When I shop for romance books, I have tried and true methods for picking them up. First, of course, are my favorite authors – Julia Quinn, Julie Garwood, Jo Davis, Shayla Black/Shelley Bradley, Suzanne Enoch, Tracy Anne Warren, Stephanie Laurens, Susan Gable, Diana Duncan, Karen Hawkins – just to name a very few. Those are auto-buys for me and I eagerly await their new releases. I have a special calendar above my desk with upcoming releases penned in.
Beyond that, though, I pick up books first based on the cover – I’m a firm lover/believer of clinch covers. While my imagination will fill in the details and come up with my own hero and heroine as I read, I like having a head start on the cover. Bare chests and sultry women are good.
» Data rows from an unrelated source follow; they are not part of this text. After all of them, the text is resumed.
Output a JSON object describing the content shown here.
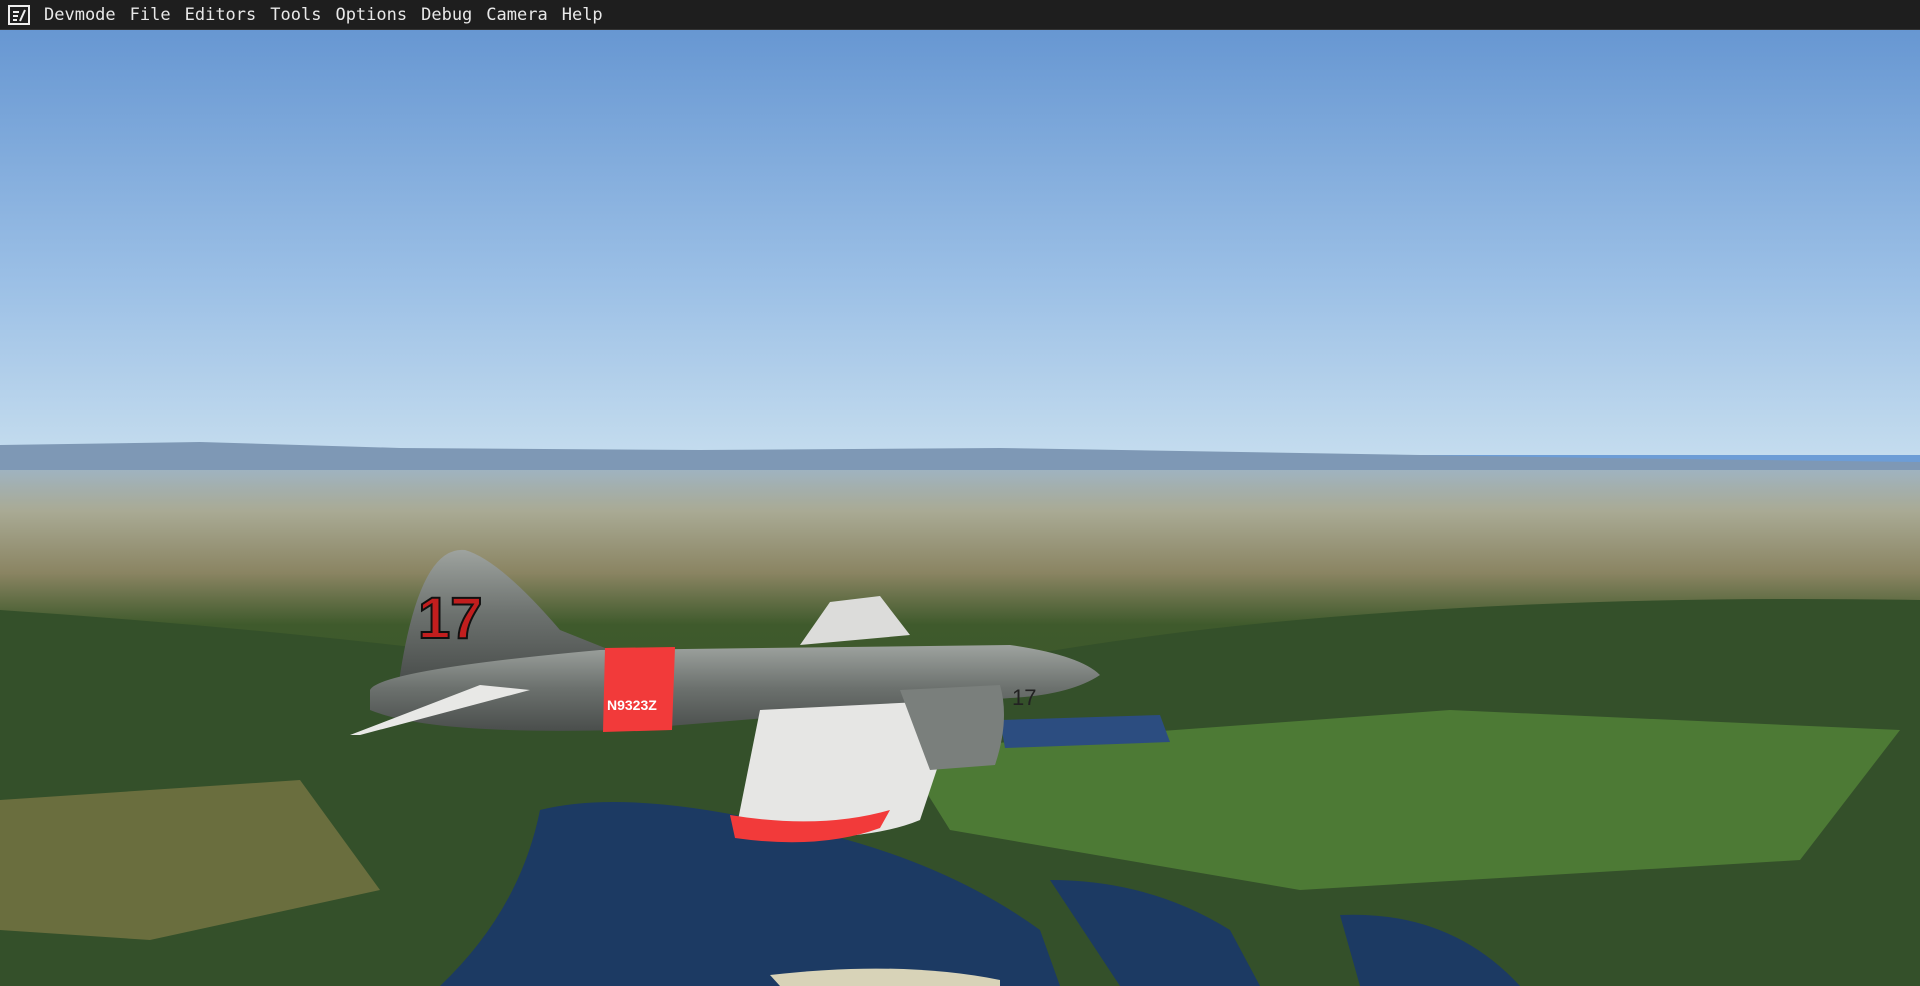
{
  "menubar": {
    "icon": "devmode-logo-icon",
    "items": [
      "Devmode",
      "File",
      "Editors",
      "Tools",
      "Options",
      "Debug",
      "Camera",
      "Help"
    ]
  },
  "scene": {
    "aircraft_tail_number": "17",
    "aircraft_registration": "N9323Z",
    "nose_number": "17"
  },
  "colors": {
    "menu_bg": "#1e1e1e",
    "sky_top": "#6797d2",
    "sky_horizon": "#bcd6ec",
    "accent_red": "#f23a3a"
  }
}
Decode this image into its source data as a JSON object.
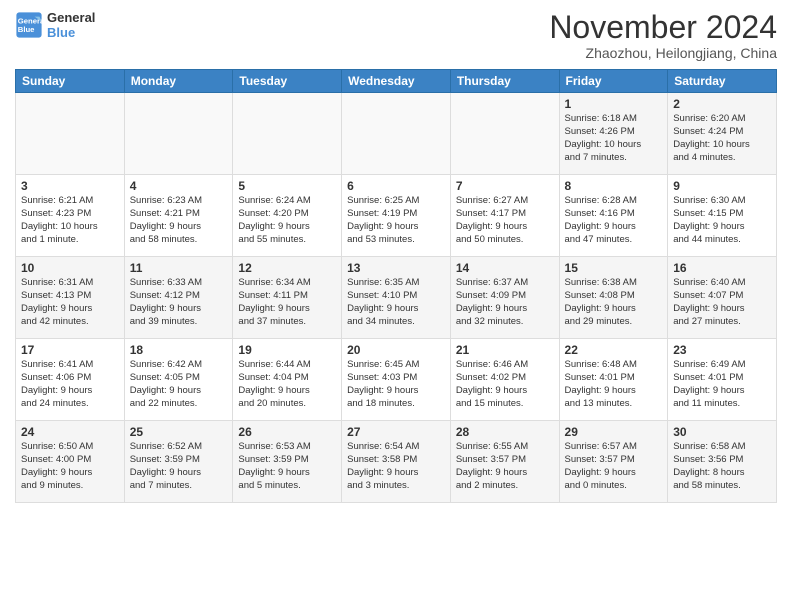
{
  "logo": {
    "line1": "General",
    "line2": "Blue"
  },
  "title": "November 2024",
  "subtitle": "Zhaozhou, Heilongjiang, China",
  "weekdays": [
    "Sunday",
    "Monday",
    "Tuesday",
    "Wednesday",
    "Thursday",
    "Friday",
    "Saturday"
  ],
  "rows": [
    [
      {
        "day": "",
        "info": ""
      },
      {
        "day": "",
        "info": ""
      },
      {
        "day": "",
        "info": ""
      },
      {
        "day": "",
        "info": ""
      },
      {
        "day": "",
        "info": ""
      },
      {
        "day": "1",
        "info": "Sunrise: 6:18 AM\nSunset: 4:26 PM\nDaylight: 10 hours\nand 7 minutes."
      },
      {
        "day": "2",
        "info": "Sunrise: 6:20 AM\nSunset: 4:24 PM\nDaylight: 10 hours\nand 4 minutes."
      }
    ],
    [
      {
        "day": "3",
        "info": "Sunrise: 6:21 AM\nSunset: 4:23 PM\nDaylight: 10 hours\nand 1 minute."
      },
      {
        "day": "4",
        "info": "Sunrise: 6:23 AM\nSunset: 4:21 PM\nDaylight: 9 hours\nand 58 minutes."
      },
      {
        "day": "5",
        "info": "Sunrise: 6:24 AM\nSunset: 4:20 PM\nDaylight: 9 hours\nand 55 minutes."
      },
      {
        "day": "6",
        "info": "Sunrise: 6:25 AM\nSunset: 4:19 PM\nDaylight: 9 hours\nand 53 minutes."
      },
      {
        "day": "7",
        "info": "Sunrise: 6:27 AM\nSunset: 4:17 PM\nDaylight: 9 hours\nand 50 minutes."
      },
      {
        "day": "8",
        "info": "Sunrise: 6:28 AM\nSunset: 4:16 PM\nDaylight: 9 hours\nand 47 minutes."
      },
      {
        "day": "9",
        "info": "Sunrise: 6:30 AM\nSunset: 4:15 PM\nDaylight: 9 hours\nand 44 minutes."
      }
    ],
    [
      {
        "day": "10",
        "info": "Sunrise: 6:31 AM\nSunset: 4:13 PM\nDaylight: 9 hours\nand 42 minutes."
      },
      {
        "day": "11",
        "info": "Sunrise: 6:33 AM\nSunset: 4:12 PM\nDaylight: 9 hours\nand 39 minutes."
      },
      {
        "day": "12",
        "info": "Sunrise: 6:34 AM\nSunset: 4:11 PM\nDaylight: 9 hours\nand 37 minutes."
      },
      {
        "day": "13",
        "info": "Sunrise: 6:35 AM\nSunset: 4:10 PM\nDaylight: 9 hours\nand 34 minutes."
      },
      {
        "day": "14",
        "info": "Sunrise: 6:37 AM\nSunset: 4:09 PM\nDaylight: 9 hours\nand 32 minutes."
      },
      {
        "day": "15",
        "info": "Sunrise: 6:38 AM\nSunset: 4:08 PM\nDaylight: 9 hours\nand 29 minutes."
      },
      {
        "day": "16",
        "info": "Sunrise: 6:40 AM\nSunset: 4:07 PM\nDaylight: 9 hours\nand 27 minutes."
      }
    ],
    [
      {
        "day": "17",
        "info": "Sunrise: 6:41 AM\nSunset: 4:06 PM\nDaylight: 9 hours\nand 24 minutes."
      },
      {
        "day": "18",
        "info": "Sunrise: 6:42 AM\nSunset: 4:05 PM\nDaylight: 9 hours\nand 22 minutes."
      },
      {
        "day": "19",
        "info": "Sunrise: 6:44 AM\nSunset: 4:04 PM\nDaylight: 9 hours\nand 20 minutes."
      },
      {
        "day": "20",
        "info": "Sunrise: 6:45 AM\nSunset: 4:03 PM\nDaylight: 9 hours\nand 18 minutes."
      },
      {
        "day": "21",
        "info": "Sunrise: 6:46 AM\nSunset: 4:02 PM\nDaylight: 9 hours\nand 15 minutes."
      },
      {
        "day": "22",
        "info": "Sunrise: 6:48 AM\nSunset: 4:01 PM\nDaylight: 9 hours\nand 13 minutes."
      },
      {
        "day": "23",
        "info": "Sunrise: 6:49 AM\nSunset: 4:01 PM\nDaylight: 9 hours\nand 11 minutes."
      }
    ],
    [
      {
        "day": "24",
        "info": "Sunrise: 6:50 AM\nSunset: 4:00 PM\nDaylight: 9 hours\nand 9 minutes."
      },
      {
        "day": "25",
        "info": "Sunrise: 6:52 AM\nSunset: 3:59 PM\nDaylight: 9 hours\nand 7 minutes."
      },
      {
        "day": "26",
        "info": "Sunrise: 6:53 AM\nSunset: 3:59 PM\nDaylight: 9 hours\nand 5 minutes."
      },
      {
        "day": "27",
        "info": "Sunrise: 6:54 AM\nSunset: 3:58 PM\nDaylight: 9 hours\nand 3 minutes."
      },
      {
        "day": "28",
        "info": "Sunrise: 6:55 AM\nSunset: 3:57 PM\nDaylight: 9 hours\nand 2 minutes."
      },
      {
        "day": "29",
        "info": "Sunrise: 6:57 AM\nSunset: 3:57 PM\nDaylight: 9 hours\nand 0 minutes."
      },
      {
        "day": "30",
        "info": "Sunrise: 6:58 AM\nSunset: 3:56 PM\nDaylight: 8 hours\nand 58 minutes."
      }
    ]
  ]
}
Next are titles. In historical romances, I gravitate toward books with words like royal titles (Dukes, Earls and Viscounts), knights, Templar, crusades, Scotland, etc. In contemporary books, I lean more toward the erotic and mysterious. I’m not really much on generic titles or the other spectrum of all-inclusive titles such as the Billionaire Cowboy’s Secret Baby with His Virginal Bride. Hey, it could happen. Now, some of those tags interest me, but by and large they don’t catch my eye.
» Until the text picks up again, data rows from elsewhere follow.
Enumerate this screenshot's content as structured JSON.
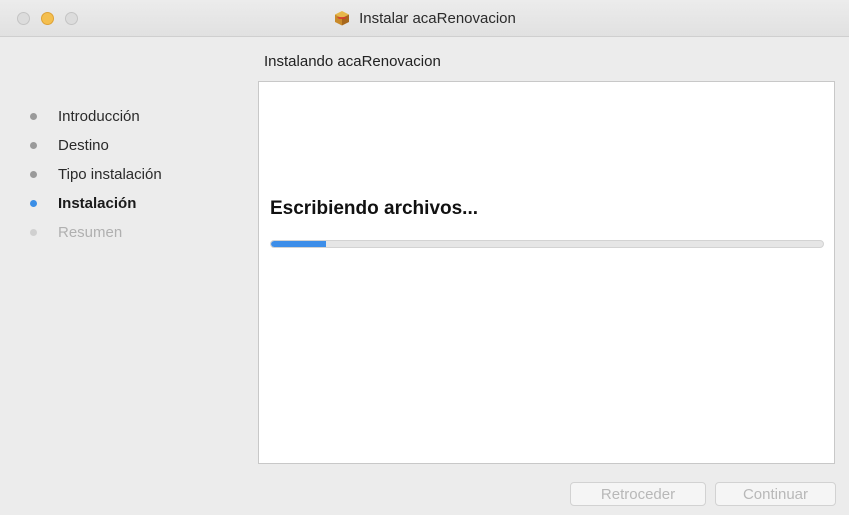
{
  "window": {
    "title": "Instalar acaRenovacion",
    "title_icon": "package-icon"
  },
  "sidebar": {
    "steps": [
      {
        "label": "Introducción",
        "state": "done"
      },
      {
        "label": "Destino",
        "state": "done"
      },
      {
        "label": "Tipo instalación",
        "state": "done"
      },
      {
        "label": "Instalación",
        "state": "active"
      },
      {
        "label": "Resumen",
        "state": "pending"
      }
    ]
  },
  "main": {
    "heading": "Instalando acaRenovacion",
    "status": "Escribiendo archivos...",
    "progress_percent": 10
  },
  "buttons": {
    "back_label": "Retroceder",
    "continue_label": "Continuar",
    "back_enabled": false,
    "continue_enabled": false
  },
  "colors": {
    "accent": "#3d8ee9",
    "minimize": "#f4bf4f"
  }
}
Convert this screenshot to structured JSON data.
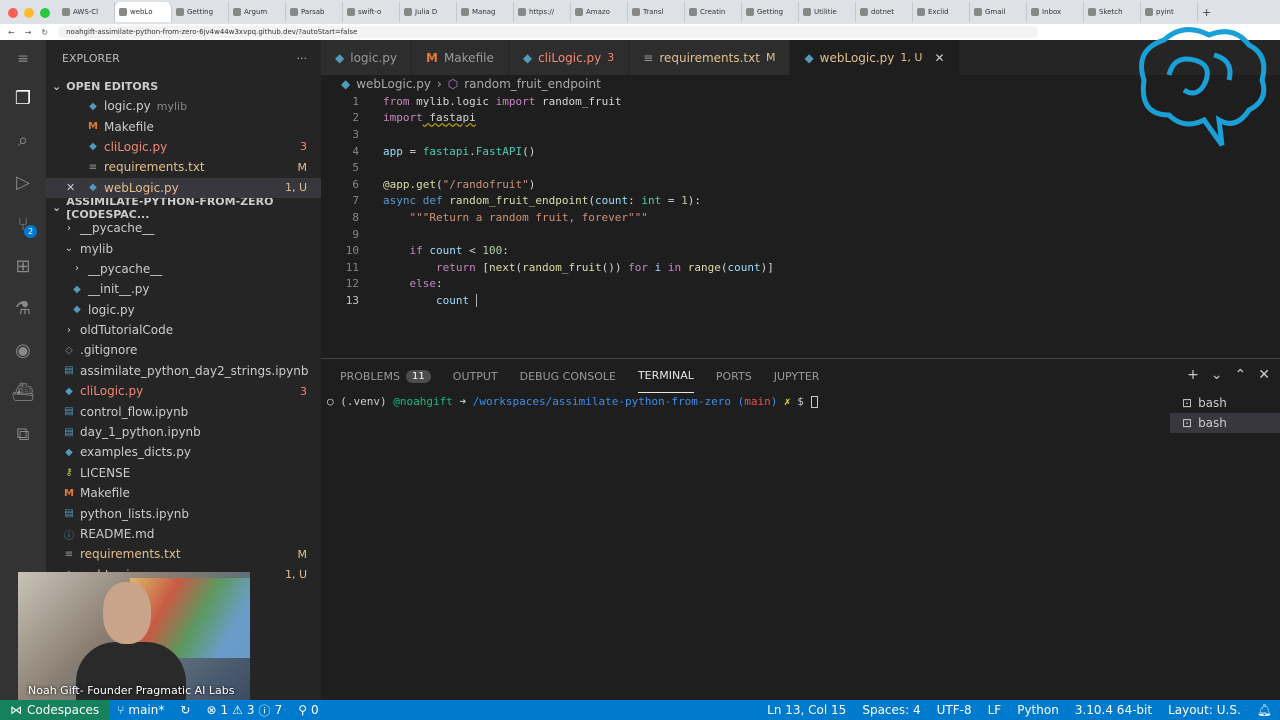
{
  "browser": {
    "tabs": [
      "AWS-Cl",
      "webLo",
      "Getting",
      "Argum",
      "Parsab",
      "swift-o",
      "Julia D",
      "Manag",
      "https://",
      "Amazo",
      "Transl",
      "Creatin",
      "Getting",
      "Utilitie",
      "dotnet",
      "Exclid",
      "Gmail",
      "Inbox",
      "Sketch",
      "pyint"
    ],
    "url": "noahgift-assimilate-python-from-zero-6jv4w44w3xvpq.github.dev/?autoStart=false"
  },
  "explorer": {
    "title": "EXPLORER",
    "open_editors_label": "OPEN EDITORS",
    "open_editors": [
      {
        "name": "logic.py",
        "desc": "mylib",
        "icon": "python-icon",
        "status": "",
        "kind": "normal"
      },
      {
        "name": "Makefile",
        "desc": "",
        "icon": "makefile-icon",
        "status": "",
        "kind": "normal"
      },
      {
        "name": "cliLogic.py",
        "desc": "",
        "icon": "python-icon",
        "status": "3",
        "kind": "err"
      },
      {
        "name": "requirements.txt",
        "desc": "",
        "icon": "text-file-icon",
        "status": "M",
        "kind": "mod"
      },
      {
        "name": "webLogic.py",
        "desc": "",
        "icon": "python-icon",
        "status": "1, U",
        "kind": "mod"
      }
    ],
    "project_label": "ASSIMILATE-PYTHON-FROM-ZERO [CODESPAC...",
    "tree": [
      {
        "name": "__pycache__",
        "kind": "folder",
        "status": ""
      },
      {
        "name": "mylib",
        "kind": "folder-open",
        "status": ""
      },
      {
        "name": "__pycache__",
        "kind": "folder",
        "status": ""
      },
      {
        "name": "__init__.py",
        "kind": "py",
        "status": ""
      },
      {
        "name": "logic.py",
        "kind": "py",
        "status": ""
      },
      {
        "name": "oldTutorialCode",
        "kind": "folder",
        "status": ""
      },
      {
        "name": ".gitignore",
        "kind": "git",
        "status": ""
      },
      {
        "name": "assimilate_python_day2_strings.ipynb",
        "kind": "nb",
        "status": ""
      },
      {
        "name": "cliLogic.py",
        "kind": "py-err",
        "status": "3"
      },
      {
        "name": "control_flow.ipynb",
        "kind": "nb",
        "status": ""
      },
      {
        "name": "day_1_python.ipynb",
        "kind": "nb",
        "status": ""
      },
      {
        "name": "examples_dicts.py",
        "kind": "py",
        "status": ""
      },
      {
        "name": "LICENSE",
        "kind": "lic",
        "status": ""
      },
      {
        "name": "Makefile",
        "kind": "mk",
        "status": ""
      },
      {
        "name": "python_lists.ipynb",
        "kind": "nb",
        "status": ""
      },
      {
        "name": "README.md",
        "kind": "md",
        "status": ""
      },
      {
        "name": "requirements.txt",
        "kind": "txt-mod",
        "status": "M"
      },
      {
        "name": "webLogic.py",
        "kind": "py-mod",
        "status": "1, U"
      }
    ]
  },
  "editor_tabs": [
    {
      "name": "logic.py",
      "status": "",
      "kind": "normal"
    },
    {
      "name": "Makefile",
      "status": "",
      "kind": "mk"
    },
    {
      "name": "cliLogic.py",
      "status": "3",
      "kind": "err"
    },
    {
      "name": "requirements.txt",
      "status": "M",
      "kind": "mod"
    },
    {
      "name": "webLogic.py",
      "status": "1, U",
      "kind": "active"
    }
  ],
  "breadcrumb": {
    "file": "webLogic.py",
    "symbol": "random_fruit_endpoint"
  },
  "code_lines": [
    "1",
    "2",
    "3",
    "4",
    "5",
    "6",
    "7",
    "8",
    "9",
    "10",
    "11",
    "12",
    "13"
  ],
  "code": {
    "l1": [
      "from",
      " mylib.logic ",
      "import",
      " random_fruit"
    ],
    "l2": [
      "import",
      " fastapi"
    ],
    "l4": [
      "app",
      " = ",
      "fastapi",
      ".",
      "FastAPI",
      "()"
    ],
    "l6": [
      "@app.get",
      "(",
      "\"/randofruit\"",
      ")"
    ],
    "l7": [
      "async",
      " ",
      "def",
      " ",
      "random_fruit_endpoint",
      "(",
      "count",
      ": ",
      "int",
      " = ",
      "1",
      "):"
    ],
    "l8": [
      "\"\"\"Return a random fruit, forever\"\"\""
    ],
    "l10": [
      "if",
      " ",
      "count",
      " < ",
      "100",
      ":"
    ],
    "l11": [
      "return",
      " [",
      "next",
      "(",
      "random_fruit",
      "()) ",
      "for",
      " ",
      "i",
      " ",
      "in",
      " ",
      "range",
      "(",
      "count",
      ")]"
    ],
    "l12": [
      "else",
      ":"
    ],
    "l13": [
      "count",
      " "
    ]
  },
  "panel": {
    "tabs": [
      "PROBLEMS",
      "OUTPUT",
      "DEBUG CONSOLE",
      "TERMINAL",
      "PORTS",
      "JUPYTER"
    ],
    "problems_count": "11",
    "terminal": {
      "venv": "(.venv)",
      "user": "@noahgift",
      "arrow": "➜",
      "path": "/workspaces/assimilate-python-from-zero",
      "branch_open": "(",
      "branch": "main",
      "branch_close": ")",
      "dirty": "✗",
      "prompt": "$"
    },
    "terminals": [
      "bash",
      "bash"
    ]
  },
  "status": {
    "remote": "Codespaces",
    "branch": "main*",
    "errors": "1",
    "warnings": "3",
    "infos": "7",
    "ports": "0",
    "position": "Ln 13, Col 15",
    "spaces": "Spaces: 4",
    "encoding": "UTF-8",
    "eol": "LF",
    "language": "Python",
    "interpreter": "3.10.4 64-bit",
    "layout": "Layout: U.S."
  },
  "webcam": {
    "caption": "Noah Gift- Founder Pragmatic AI Labs"
  },
  "colors": {
    "accent": "#007acc",
    "modified": "#e2c08d",
    "error": "#f48771",
    "logo": "#1a9fd6"
  }
}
I also love saucy titles such as Sarah MacLean’s Nine Rules to Break When Romancing A Rake. That was a darn good book, as are the sequels. Karen Hawkins’ phenomenal MacLean curse series also tweaks tradition tongue-in-cheek style: To Scotland, With Love, Sleepless in Scotland, The Laird Who Loved Me. Who could resist those titles? And you really MUST read those books. Wow.
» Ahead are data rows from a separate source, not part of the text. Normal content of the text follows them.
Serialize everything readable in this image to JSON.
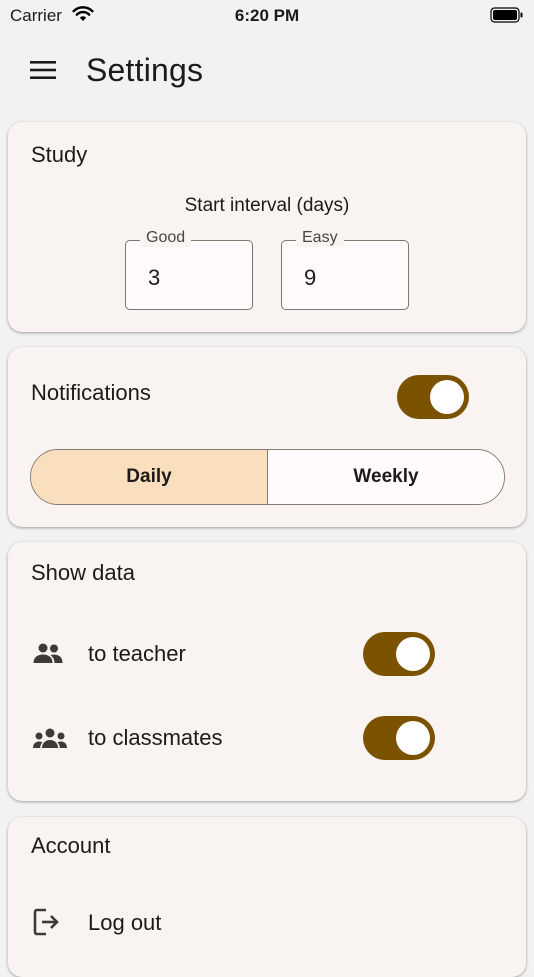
{
  "status_bar": {
    "carrier": "Carrier",
    "time": "6:20 PM"
  },
  "app_bar": {
    "title": "Settings",
    "menu_icon": "hamburger-menu-icon"
  },
  "study": {
    "title": "Study",
    "interval_label": "Start interval (days)",
    "good_label": "Good",
    "good_value": "3",
    "easy_label": "Easy",
    "easy_value": "9"
  },
  "notifications": {
    "title": "Notifications",
    "enabled": true,
    "options": [
      "Daily",
      "Weekly"
    ],
    "selected": "Daily"
  },
  "show_data": {
    "title": "Show data",
    "teacher_label": "to teacher",
    "teacher_icon": "people-icon",
    "teacher_enabled": true,
    "classmates_label": "to classmates",
    "classmates_icon": "groups-icon",
    "classmates_enabled": true
  },
  "account": {
    "title": "Account",
    "logout_label": "Log out",
    "logout_icon": "logout-icon"
  },
  "colors": {
    "accent": "#7a5200",
    "selected_segment": "#f9dfbd",
    "card_background": "#f9f3f1",
    "page_background": "#f2f2f2"
  }
}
Next is the back cover blurb. Those 30 seconds it takes me to read the back cover is like the trailer to a movie. Grab me, interest me and leave me with that I-have-got-to-buy-this-book feeling. Good cover/blurb writing is an art and those who excel at it do a lot to convince me to buy. Hopefully, but not always, the author does her (or his!) part and delivers an exceptional story.
After the blurb, I’ll flip open and read the first paragraph. If it doesn’t grab me, I KEEP READING. I know how hard I work on my books and there’s no way I’m giving up after one paragraph. I usually will read at least the first five pages of the book because I know if I don’t like it by then, I won’t at all. Most of the time. Once or twice I have been fooled.
Those are all the usual reasons people have for picking up a book. What are some things that pull you to pick up and buy a romance novel?